Gadis di hadapannya itu tampak ragu untuk menjawab, "bagi Karin, inget sama papi adalah mimpi buruk," ucapnya yang membuat Ardi merasa miris. Dia mengerti.
Ingatan seorang anak terhadap sang ayah seharusnya terasa menyenagkan, tapi tidak dengan gadis remaja di hadapannya ini. Karin gadis yang berbeda, dia bisa berusaha terlihat bahagia dengan caranya.
Tapi yang Ardi tahu, dia tidak sekuat itu.
Ardi mengulas senyum, "Nggak usah takut, Dek. Ada abang," ucapnya.
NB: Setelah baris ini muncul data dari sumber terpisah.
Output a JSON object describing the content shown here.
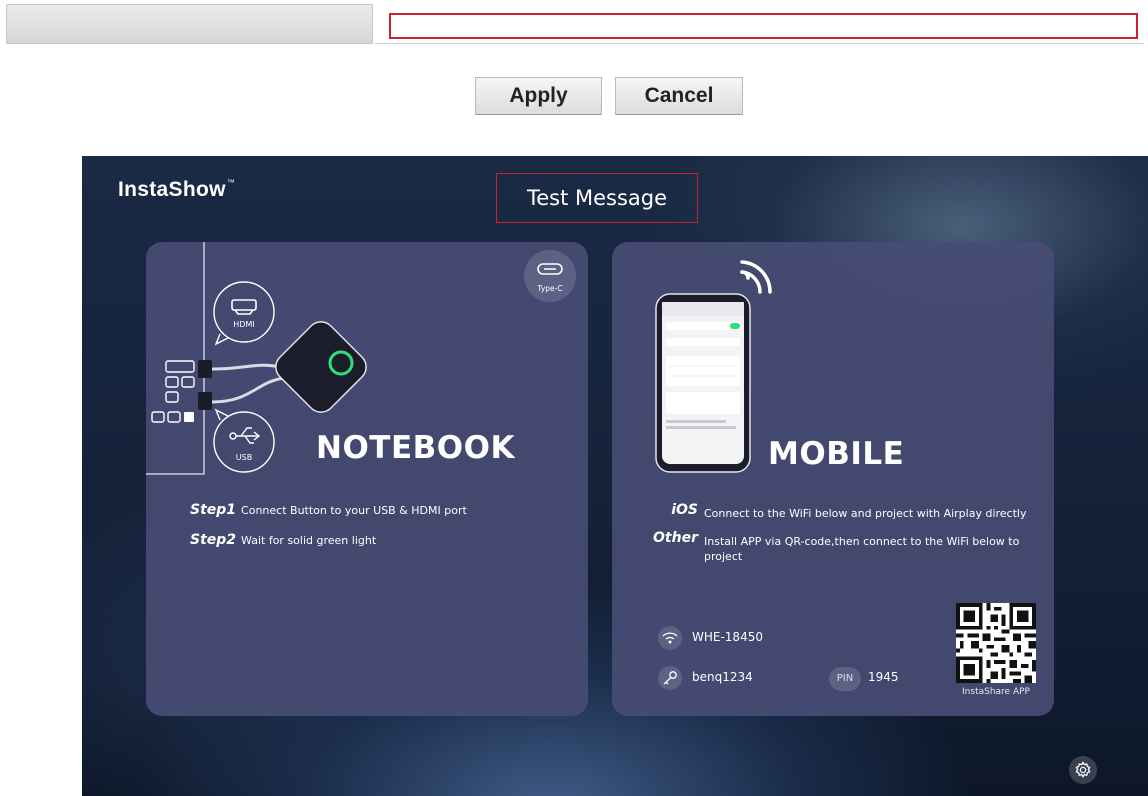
{
  "form": {
    "message_value": "",
    "apply_label": "Apply",
    "cancel_label": "Cancel"
  },
  "preview": {
    "brand": "InstaShow",
    "brand_tm": "™",
    "message": "Test Message",
    "notebook": {
      "hdmi_label": "HDMI",
      "usb_label": "USB",
      "typec_label": "Type-C",
      "heading": "NOTEBOOK",
      "steps": [
        {
          "key": "Step1",
          "text": "Connect Button to your USB & HDMI port"
        },
        {
          "key": "Step2",
          "text": "Wait for solid green light"
        }
      ]
    },
    "mobile": {
      "heading": "MOBILE",
      "rows": [
        {
          "key": "iOS",
          "text": "Connect to the WiFi below and project with Airplay directly"
        },
        {
          "key": "Other",
          "text": "Install APP via QR-code,then connect to the WiFi below to project"
        }
      ],
      "ssid": "WHE-18450",
      "password": "benq1234",
      "pin_label": "PIN",
      "pin": "1945",
      "qr_caption": "InstaShare APP"
    }
  },
  "colors": {
    "highlight_border": "#c8232c",
    "card_bg": "#484c74",
    "led_green": "#2fe07a"
  },
  "icons": [
    "hdmi-icon",
    "usb-icon",
    "type-c-icon",
    "wifi-signal-icon",
    "wifi-icon",
    "key-icon",
    "settings-gear-icon",
    "qr-code"
  ]
}
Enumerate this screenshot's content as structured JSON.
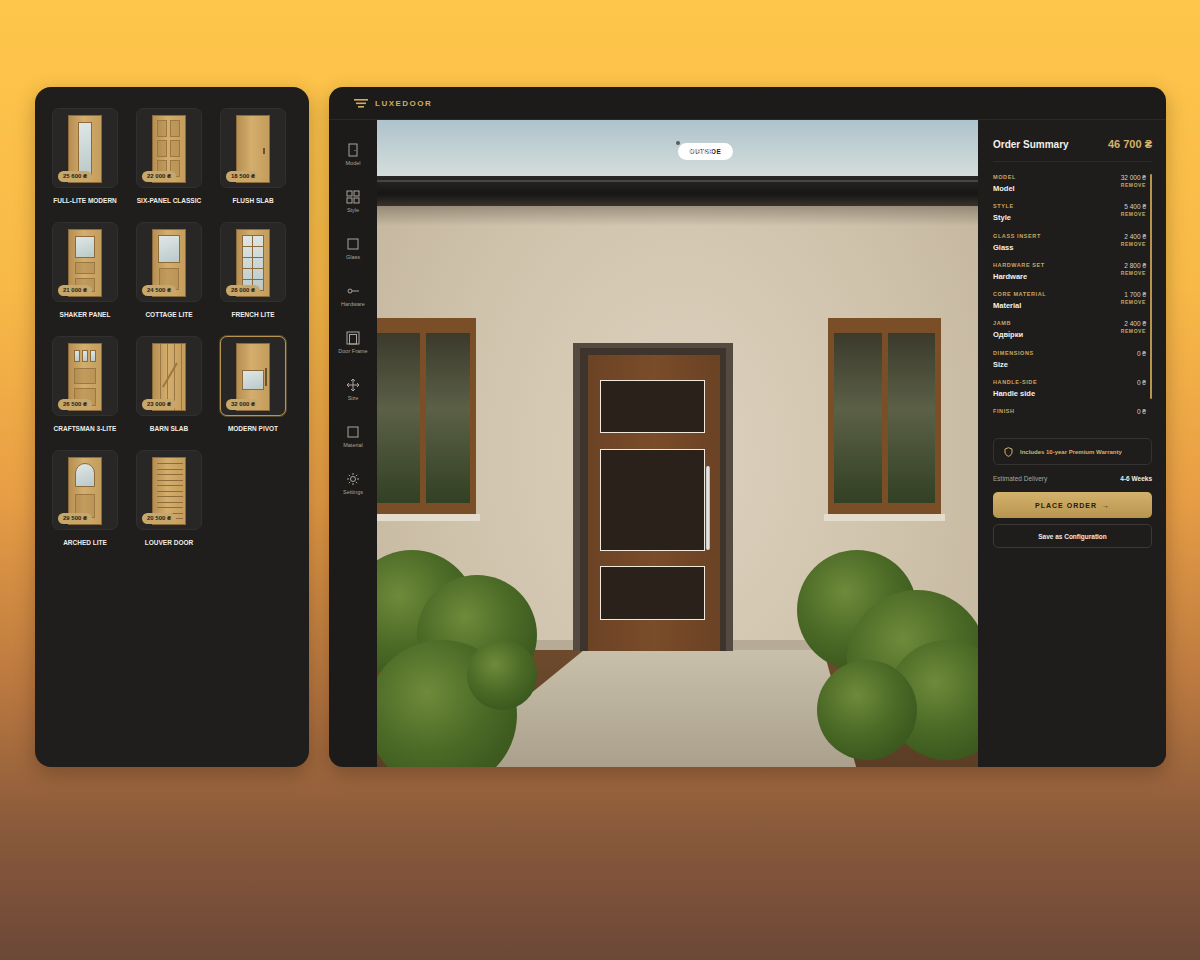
{
  "catalog": {
    "items": [
      {
        "name": "FULL-LITE MODERN",
        "price": "25 600 ₴",
        "kind": "fulllite",
        "selected": false
      },
      {
        "name": "SIX-PANEL CLASSIC",
        "price": "22 000 ₴",
        "kind": "sixpanel",
        "selected": false
      },
      {
        "name": "FLUSH SLAB",
        "price": "18 500 ₴",
        "kind": "flush",
        "selected": false
      },
      {
        "name": "SHAKER PANEL",
        "price": "21 000 ₴",
        "kind": "shaker",
        "selected": false
      },
      {
        "name": "COTTAGE LITE",
        "price": "24 500 ₴",
        "kind": "cottage",
        "selected": false
      },
      {
        "name": "FRENCH LITE",
        "price": "28 000 ₴",
        "kind": "french",
        "selected": false
      },
      {
        "name": "CRAFTSMAN 3-LITE",
        "price": "26 500 ₴",
        "kind": "craftsman",
        "selected": false
      },
      {
        "name": "BARN SLAB",
        "price": "23 000 ₴",
        "kind": "barn",
        "selected": false
      },
      {
        "name": "MODERN PIVOT",
        "price": "32 000 ₴",
        "kind": "pivot",
        "selected": true
      },
      {
        "name": "ARCHED LITE",
        "price": "29 500 ₴",
        "kind": "arched",
        "selected": false
      },
      {
        "name": "LOUVER DOOR",
        "price": "20 500 ₴",
        "kind": "louver",
        "selected": false
      }
    ]
  },
  "app": {
    "logo": "LUXEDOOR"
  },
  "sidebar": {
    "items": [
      {
        "label": "Model"
      },
      {
        "label": "Style"
      },
      {
        "label": "Glass"
      },
      {
        "label": "Hardware"
      },
      {
        "label": "Door Frame"
      },
      {
        "label": "Size"
      },
      {
        "label": "Material"
      },
      {
        "label": "Settings"
      }
    ]
  },
  "view_toggle": [
    {
      "label": "OUTSIDE",
      "selected": true
    },
    {
      "label": "INSIDE",
      "selected": false
    }
  ],
  "summary": {
    "title": "Order Summary",
    "total": "46 700 ₴",
    "items": [
      {
        "category": "MODEL",
        "value": "Model",
        "price": "32 000 ₴",
        "action": "REMOVE"
      },
      {
        "category": "STYLE",
        "value": "Style",
        "price": "5 400 ₴",
        "action": "REMOVE"
      },
      {
        "category": "GLASS INSERT",
        "value": "Glass",
        "price": "2 400 ₴",
        "action": "REMOVE"
      },
      {
        "category": "HARDWARE SET",
        "value": "Hardware",
        "price": "2 800 ₴",
        "action": "REMOVE"
      },
      {
        "category": "CORE MATERIAL",
        "value": "Material",
        "price": "1 700 ₴",
        "action": "REMOVE"
      },
      {
        "category": "JAMB",
        "value": "Одвірки",
        "price": "2 400 ₴",
        "action": "REMOVE"
      },
      {
        "category": "DIMENSIONS",
        "value": "Size",
        "price": "0 ₴"
      },
      {
        "category": "HANDLE-SIDE",
        "value": "Handle side",
        "price": "0 ₴"
      },
      {
        "category": "FINISH",
        "price": "0 ₴"
      }
    ],
    "warranty": "Includes 10-year Premium Warranty",
    "delivery_label": "Estimated Delivery",
    "delivery_value": "4-6 Weeks",
    "place_order": "PLACE ORDER",
    "place_order_icon": "→",
    "save": "Save as Configuration"
  }
}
Karin yang merasa terharu spontan bergerak untuk memluk pemuda di hadapannya, yang kemudian mendapat penolakan.
"Jangan bergerak!" Ucap Ardi dengan mengacungkan telapak tangannya.
"Kenapa?"
Sejenak Ardi merasa ragu untuk menjawab, "gue kalo pagi tuh suka–" dia menggantungkan kalimatnya, berpikir mencari kata ya bisa dimengerti oleh gadis itu. "Bahaya," lanjutnya kemudian.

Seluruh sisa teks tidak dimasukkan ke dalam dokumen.